After the French reoccupied Hà Nội, Dr. Trương Đình Tri was designated the Chairman of the People's Security Council of Tonkin. A French paper, however, labeled him the "Chairman of the Hà Nội Administrative Management Committee". He was assassinated by Trần Bình, 19 years old, and Đặng Đình Kỳ, 24, officers in the "operations" team of the Việt Minh Public Security's 6th District, on the afternoon of October 10, 1947 in Hà Nội. At 3 PM, the two assassins (having studied his routine), one armed with a Browning pistol and an explosive grenade, another carrying a "Côn Bát" and an incendiary grenade, ambushed Tri near his residence at 8 Hàng Mã Street (Hoàn Kiếm District). Both grenades had their pins removed and were wrapped in newspaper. As Tri and his bodyguard got into the car, the two rushed from their position, threw the grenades at the vehicle, and then withdrew safely. The driver and the bodyguard died instantly, while Tri was seriously wounded and later died at the French Army Hospital in Đồn Thủy (now Central Military Hospital 108).

This was shocking as Nguyễn Văn Sâm (Director of the newspaper "Thần Chung"), Chairman of the Association of Annamite Journalists of Cochinchina, a former Imperial Commissioner of Cochinchina appointed by Emperor Bảo Đại and then serving as Diplomatic Representative of the Autonomous Republic of Cochinchina, was murdered in Chợ Lớn the day after. He was a key member of the delegation to the Old Emperor in Hong Kong shortly before his death.

According to a French newspaper writing in French, the doctor was riddled with grenade fragments, and had to undergo immediate surgery but could not survive in spite of the care he received. The French High Commissioner in Indochina, Émile Bollaert, arrived at Dr. Tri's bedside to award him the Legion of Honor. A reward of 30,000 piastres was offered to anyone who helped find the assassins. A radio station belonging to the Việt Minh announced:

Trương Đình Tri and Nguyễn Văn Sâm, two traitors, have both been sentenced to death by a military tribunal. The sentences are now being carried out.

Prolific characters who sent condolence messages by 19 October 1947, publicized by the "Tia Sáng" newspaper, included: Trần Văn Tỷ (Director of the People's Security Council of Annam), general Pierre Boyer De Latour du Moulin (Interim Commissioner of Cochinchina), Đặng Hữu Chí (Director of the People's Security Council of Hải Phòng), Marius Moutet (Minister of the Overseas), De Redon (former Mayor of Đà Lạt), the "Quốc Hồn" newspaper in Sài Gòn.

Bảo Đại expressed the same sentiment on the murders of Dr. Tri and Mr.
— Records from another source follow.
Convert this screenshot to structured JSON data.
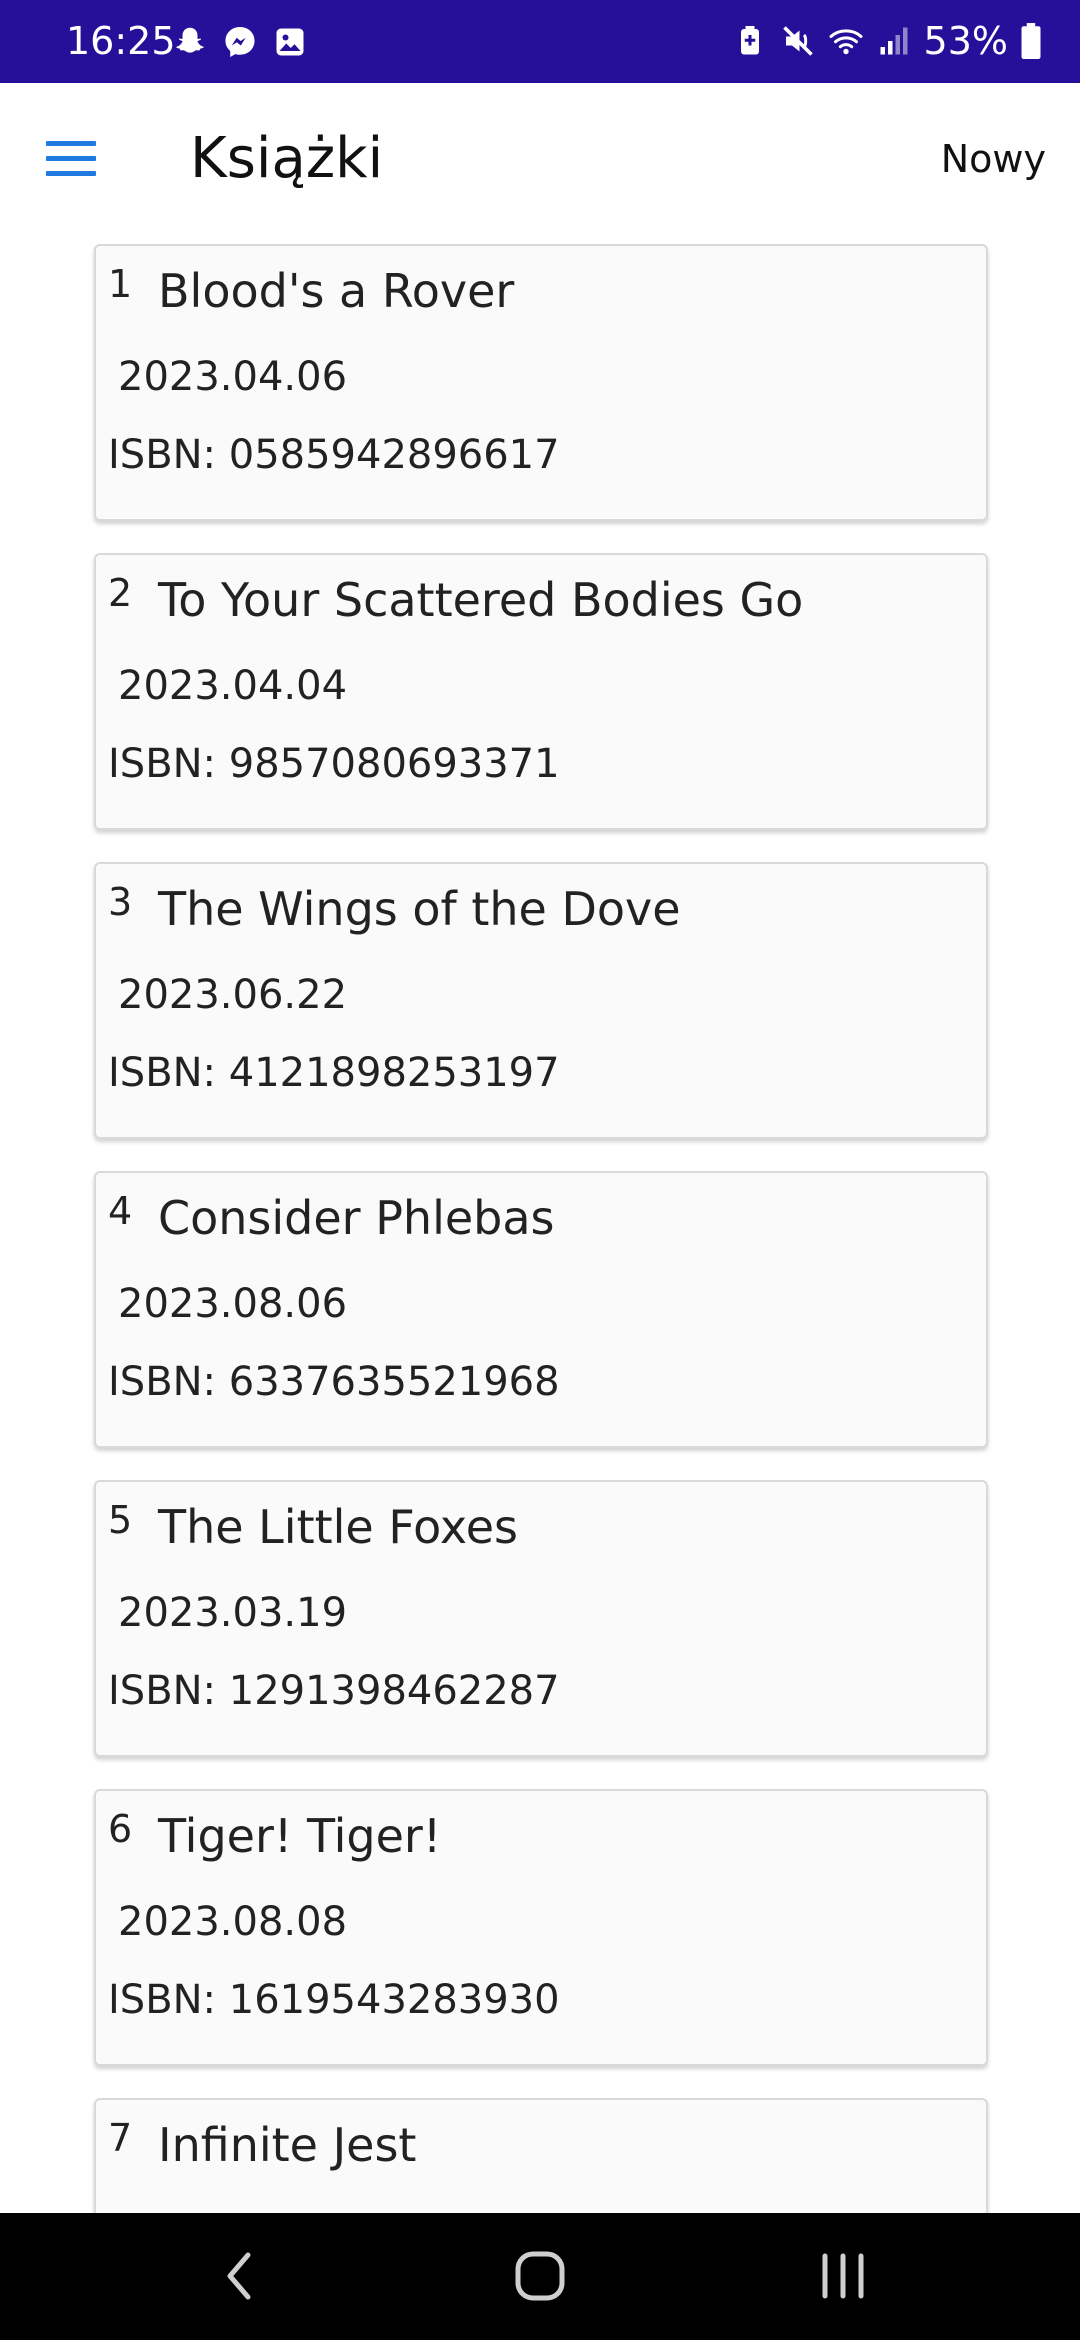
{
  "status_bar": {
    "time": "16:25",
    "battery_percent": "53%",
    "left_icons": [
      "snapchat-icon",
      "messenger-icon",
      "gallery-icon"
    ],
    "right_icons": [
      "battery-saver-icon",
      "mute-icon",
      "wifi-icon",
      "signal-icon",
      "battery-icon"
    ]
  },
  "app_bar": {
    "title": "Książki",
    "new_label": "Nowy"
  },
  "books": [
    {
      "num": "1",
      "title": "Blood's a Rover",
      "date": "2023.04.06",
      "isbn": "ISBN: 0585942896617"
    },
    {
      "num": "2",
      "title": "To Your Scattered Bodies Go",
      "date": "2023.04.04",
      "isbn": "ISBN: 9857080693371"
    },
    {
      "num": "3",
      "title": "The Wings of the Dove",
      "date": "2023.06.22",
      "isbn": "ISBN: 4121898253197"
    },
    {
      "num": "4",
      "title": "Consider Phlebas",
      "date": "2023.08.06",
      "isbn": "ISBN: 6337635521968"
    },
    {
      "num": "5",
      "title": "The Little Foxes",
      "date": "2023.03.19",
      "isbn": "ISBN: 1291398462287"
    },
    {
      "num": "6",
      "title": "Tiger! Tiger!",
      "date": "2023.08.08",
      "isbn": "ISBN: 1619543283930"
    },
    {
      "num": "7",
      "title": "Infinite Jest",
      "date": "",
      "isbn": ""
    }
  ],
  "colors": {
    "status_bar": "#260f99",
    "accent": "#1e7ae0",
    "card_bg": "#fafafa",
    "nav_bar": "#000000"
  },
  "nav_icons": [
    "back-icon",
    "home-icon",
    "recents-icon"
  ]
}
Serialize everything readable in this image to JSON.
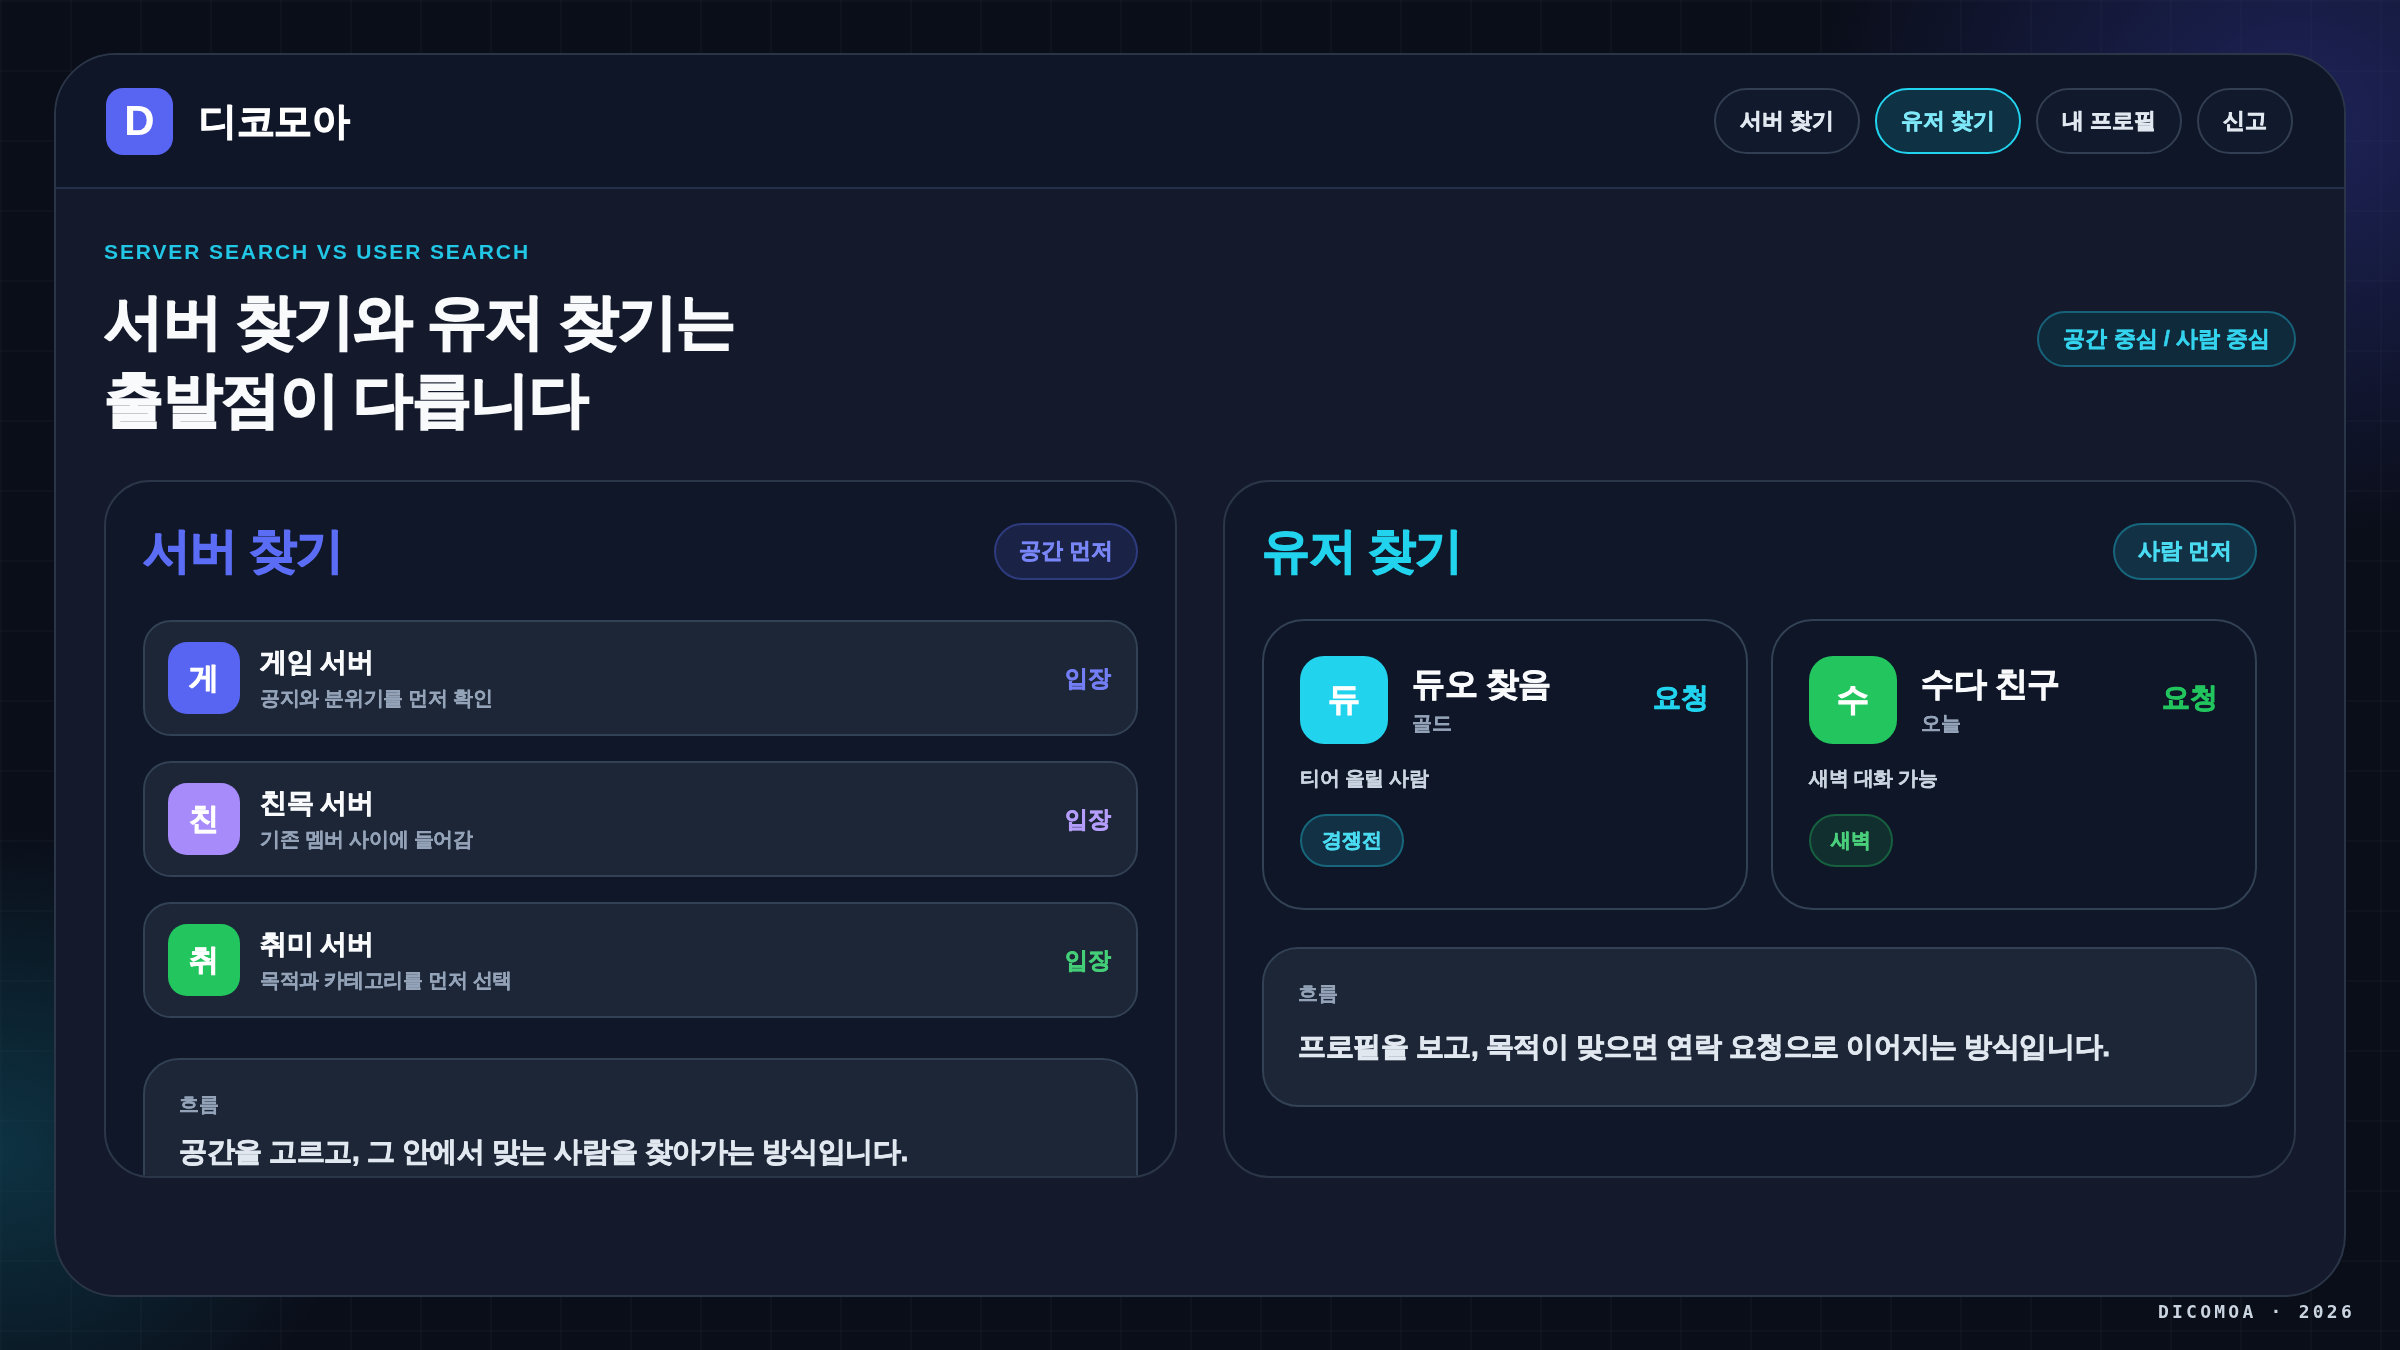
{
  "brand": {
    "logo_letter": "D",
    "name": "디코모아"
  },
  "nav": [
    {
      "label": "서버 찾기",
      "selected": false
    },
    {
      "label": "유저 찾기",
      "selected": true
    },
    {
      "label": "내 프로필",
      "selected": false
    },
    {
      "label": "신고",
      "selected": false
    }
  ],
  "hero": {
    "eyebrow": "SERVER SEARCH VS USER SEARCH",
    "title_lines": [
      "서버 찾기와 유저 찾기는",
      "출발점이 다릅니다"
    ],
    "badge": "공간 중심 / 사람 중심"
  },
  "panels": [
    {
      "kind": "server",
      "title": "서버 찾기",
      "color": "#5b6cf5",
      "badge": "공간 먼저",
      "items": [
        {
          "initial": "게",
          "name": "게임 서버",
          "description": "공지와 분위기를 먼저 확인",
          "action": "입장",
          "color": "#5865f2"
        },
        {
          "initial": "친",
          "name": "친목 서버",
          "description": "기존 멤버 사이에 들어감",
          "action": "입장",
          "color": "#a78bfa"
        },
        {
          "initial": "취",
          "name": "취미 서버",
          "description": "목적과 카테고리를 먼저 선택",
          "action": "입장",
          "color": "#22c55e"
        }
      ],
      "flow": {
        "label": "흐름",
        "text": "공간을 고르고, 그 안에서 맞는 사람을 찾아가는 방식입니다."
      }
    },
    {
      "kind": "user",
      "title": "유저 찾기",
      "color": "#22d3ee",
      "badge": "사람 먼저",
      "items": [
        {
          "initial": "듀",
          "name": "듀오 찾음",
          "subtitle": "골드",
          "description": "티어 올릴 사람",
          "tag": "경쟁전",
          "action": "요청",
          "color": "#22d3ee"
        },
        {
          "initial": "수",
          "name": "수다 친구",
          "subtitle": "오늘",
          "description": "새벽 대화 가능",
          "tag": "새벽",
          "action": "요청",
          "color": "#22c55e"
        }
      ],
      "flow": {
        "label": "흐름",
        "text": "프로필을 보고, 목적이 맞으면 연락 요청으로 이어지는 방식입니다."
      }
    }
  ],
  "footer": "DICOMOA · 2026"
}
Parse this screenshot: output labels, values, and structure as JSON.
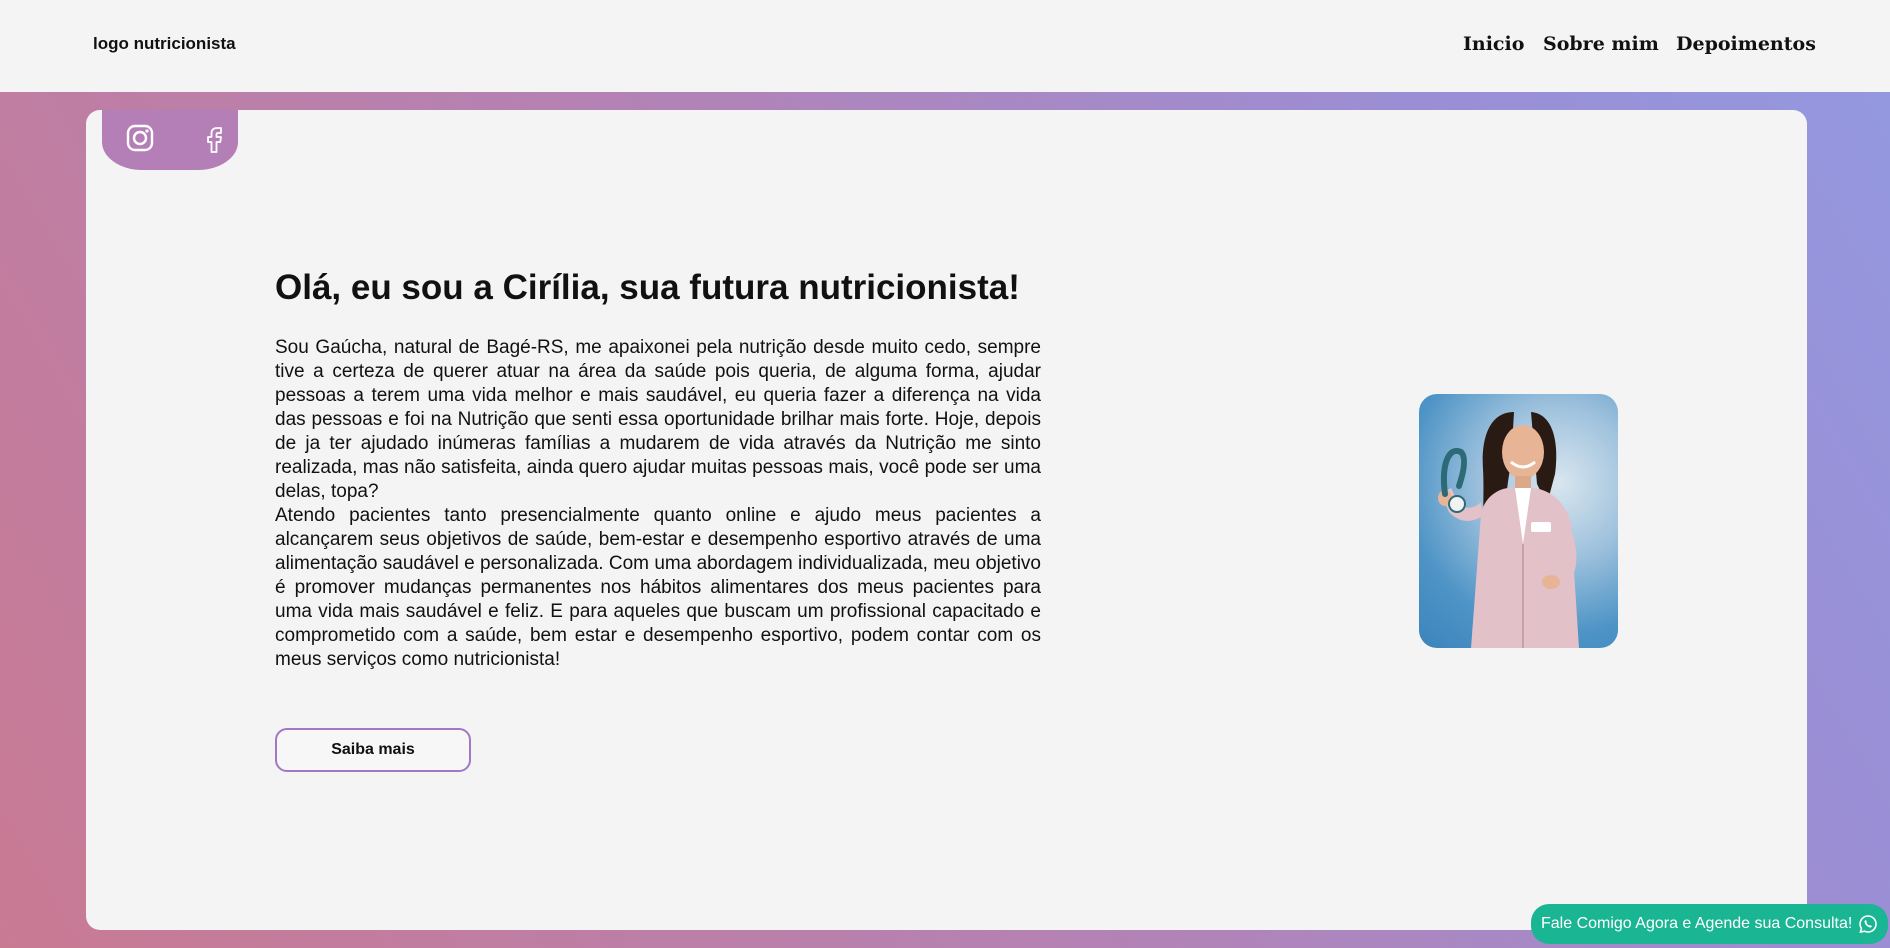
{
  "header": {
    "logo_text": "logo nutricionista",
    "nav": [
      "Inicio",
      "Sobre mim",
      "Depoimentos"
    ]
  },
  "social": {
    "icons": [
      "instagram-icon",
      "facebook-icon"
    ]
  },
  "hero": {
    "title": "Olá, eu sou a Cirília, sua futura nutricionista!",
    "paragraph_1": "Sou Gaúcha, natural de Bagé-RS, me apaixonei pela nutrição desde muito cedo, sempre tive a certeza de querer atuar na área da saúde pois queria, de alguma forma, ajudar pessoas a terem uma vida melhor e mais saudável, eu queria fazer a diferença na vida das pessoas e foi na Nutrição que senti essa oportunidade brilhar mais forte. Hoje, depois de ja ter ajudado inúmeras famílias a mudarem de vida através da Nutrição me sinto realizada, mas não satisfeita, ainda quero ajudar muitas pessoas mais, você pode ser uma delas, topa?",
    "paragraph_2": "Atendo pacientes tanto presencialmente quanto online e ajudo meus pacientes a alcançarem seus objetivos de saúde, bem-estar e desempenho esportivo através de uma alimentação saudável e personalizada. Com uma abordagem individualizada, meu objetivo é promover mudanças permanentes nos hábitos alimentares dos meus pacientes para uma vida mais saudável e feliz. E para aqueles que buscam um profissional capacitado e comprometido com a saúde, bem estar e desempenho esportivo, podem contar com os meus serviços como nutricionista!",
    "cta_label": "Saiba mais"
  },
  "whatsapp": {
    "label": "Fale Comigo Agora e Agende sua Consulta!"
  },
  "colors": {
    "accent": "#b47fb6",
    "button_border": "#a277c4",
    "whatsapp": "#1ab694",
    "card": "#f4f4f4"
  }
}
Sâm on the 17th. The paper "Tia Sáng" compared Dr. Tri's situation to an official under Emperor Lê Chiêu Thống named Đinh Nhạ Hành, as the doctor was stated to be a believer in constitutional monarchy.

On April 23, 1949, Chairman Hồ Chí Minh allegedly signed Decree No. 22 or No. 23-SL, awarding the Feat Order, First Class, to both assassins. This was the first time that cadres in the Hà Nội Public Security force had received the highest medal from the Chairman. The date and award are commonly misreported as Bình and Kỳ were conferred the Resistance Order, First Class, on 25 April by Decree No. 32-SL. Trần Bình was apprehended, tortured, and received a double death sentence in 1948 from the French authorities for plotting to murder a high-ranking secret service chief along with killing Dr. Tri.